What You Should Know About Untreated Hearing Loss
“Would you mind repeating? I couldn’t understand what you said.” Hearing loss left untreated results in major frustration - for people with a hearing loss and those around them.
Untreated hearing loss and your quality of life
Untreated hearing loss can result in serious emotional and social consequences. A decrease in hearing has physical and psychological consequences associated with diminished cognitive function, poorer mental health and social withdrawal.
A study by the Johns Hopkins School of Medicine found a strong correlation between untreated hearing loss and the development of dementia, citing that cognitive diminishment was 41 percent greater in seniors with hearing loss. Furthermore, a link between the degree of hearing loss and the risk of developing dementia suggests individuals with a mild hearing loss are twice as likely to develop dementia, those with moderate hearing loss are three times as likely and those with severe hearing loss are five times as likely to develop dementia when compared to individuals with normal hearing.
Depression and anxiety linked to untreated hearing loss
Untreated hearing loss also increases the risk of depression and your chances of feeling anxious and alone. Conversely, studies show that when people with mild-to-profound hearing loss use hearing aids, they have fewer symptoms of depression, anxiety and emotional instability, and significant improvements in their quality of life and feelings of well-being.

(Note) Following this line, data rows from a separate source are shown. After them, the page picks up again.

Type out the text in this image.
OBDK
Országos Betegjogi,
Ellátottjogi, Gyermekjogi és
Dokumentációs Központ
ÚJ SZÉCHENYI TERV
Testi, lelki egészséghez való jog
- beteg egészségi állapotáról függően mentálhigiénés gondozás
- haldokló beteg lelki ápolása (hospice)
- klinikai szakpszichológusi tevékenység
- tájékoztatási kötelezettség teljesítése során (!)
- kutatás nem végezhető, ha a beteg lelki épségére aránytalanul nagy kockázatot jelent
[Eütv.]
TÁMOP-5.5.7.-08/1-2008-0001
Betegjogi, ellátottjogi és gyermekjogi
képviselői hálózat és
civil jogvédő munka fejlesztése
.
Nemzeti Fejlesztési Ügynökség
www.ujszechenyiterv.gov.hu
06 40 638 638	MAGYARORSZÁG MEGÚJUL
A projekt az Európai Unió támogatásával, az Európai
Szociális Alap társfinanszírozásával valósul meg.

Hearing loss has also been linked to imbalance and a greater risk of falling. Research from the National Health and Nutrition Examination Survey shows the risk of falls among people with a mild hearing loss is three times as great, and increases with increased hearing loss.
Hearing loss treatments
Fortunately, hearing loss is treatable. According to the Better Hearing Institute, 95 percent of Americans with hearing loss can be successfully treated with hearing aids. Hearing aids help process incoming sounds making it easier for your brain to understand speech. Other benefits of hearing aids include reduced mental fatigue, decreased feelings of social isolation and depression, improved ability to multitask, improved memory, attention and focus in addition to improved communication skills.
Hearing care professionals often work together with other medical professionals. If you or a loved one is experiencing cognitive or emotional problems, schedule an exam with your doctor as well as a hearing evaluation with your hearing care professional. If you can’t hear in restaurants or other noisy places, feel others mumble, can’t hear on the telephone and say you don’t need hearing aids, you are putting yourself at greater risk for cognitive decline.